Chairman J. Wallace Perry said add what he called ‘common sense to the equation.’
“I’ve had them wake me up in the middle of the night,” Perry cited. “I know it bothers people.”
Sauer said there’s an EMS training manual that’s required of emergency personnel and that it makes a point that sirens are required by DMV law at every intersection.
“An intersection is not just a crossroads but it includes every driveway, farm road, alleyway that might come into the path of the highway,” Sauer said. “It’s a difficult and troublesome issue, but we’d be looking at a significant liability (issue) if we’re not operating those lights and sirens when we’re in an emergency response.”
Vice-chairman Charles Smith said any decision the Commissioners made had to consider the whole county and not just the town of Windsor.
“It’s not like the emergency vehicles are running 24 hours a day, back and forth blaring sirens, it’s just at certain times” Smith said. “For the sake of everyone I think everyone should use common sense that accidents can happen.”
Commissioner John Trent said the county must abide by the state statutes.
Commissioner Ronald D. “Ron” Wesson said there may be an answer on the horizon in the forthcoming Emergency Medical Dispatch (EMD) system, approved in the coming year’s budget. EMD will go into effect when the current 911 system is swapped out.
“Does that software allow us to know the extent of the emergency prior to the time the vehicle leaves the bay,” Wesson asked. “Notification before the driver leaves if it is indeed a life-threatening event. Those incidents where it’s not a life-threatening event, we might be able to use some discretion.”

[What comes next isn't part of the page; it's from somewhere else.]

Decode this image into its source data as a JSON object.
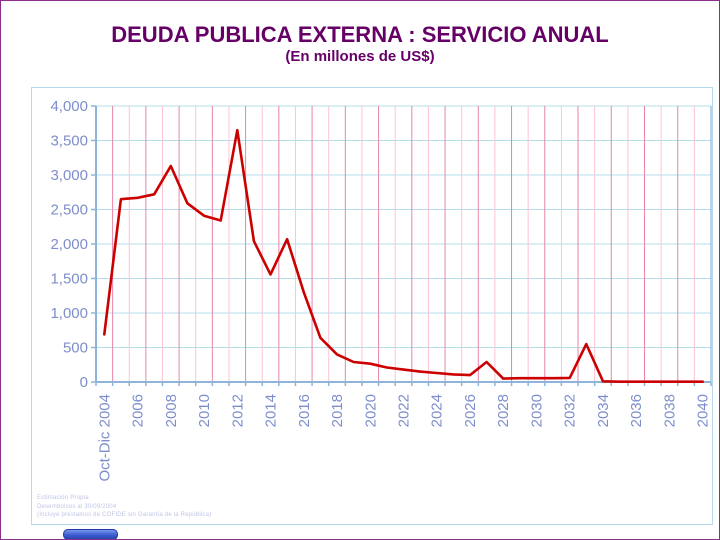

“But until that happens it seems to me very clear that one incident where this county is sued with some kid driving late at night and runs into something, even if it’s not our fault, could bankrupt this county,” he warned. “If the statute says this is what we have to do, until we find some other way to do it, we have to follow the statute.”
Commissioner Trent then made a motion that the county continue to abide by the state statutes on EMS vehicles with sirens and lights, and the motion was seconded by Smith.
The motion carried unanimously, 4-0, because Commissioner Rick Harrell was absent from the meeting.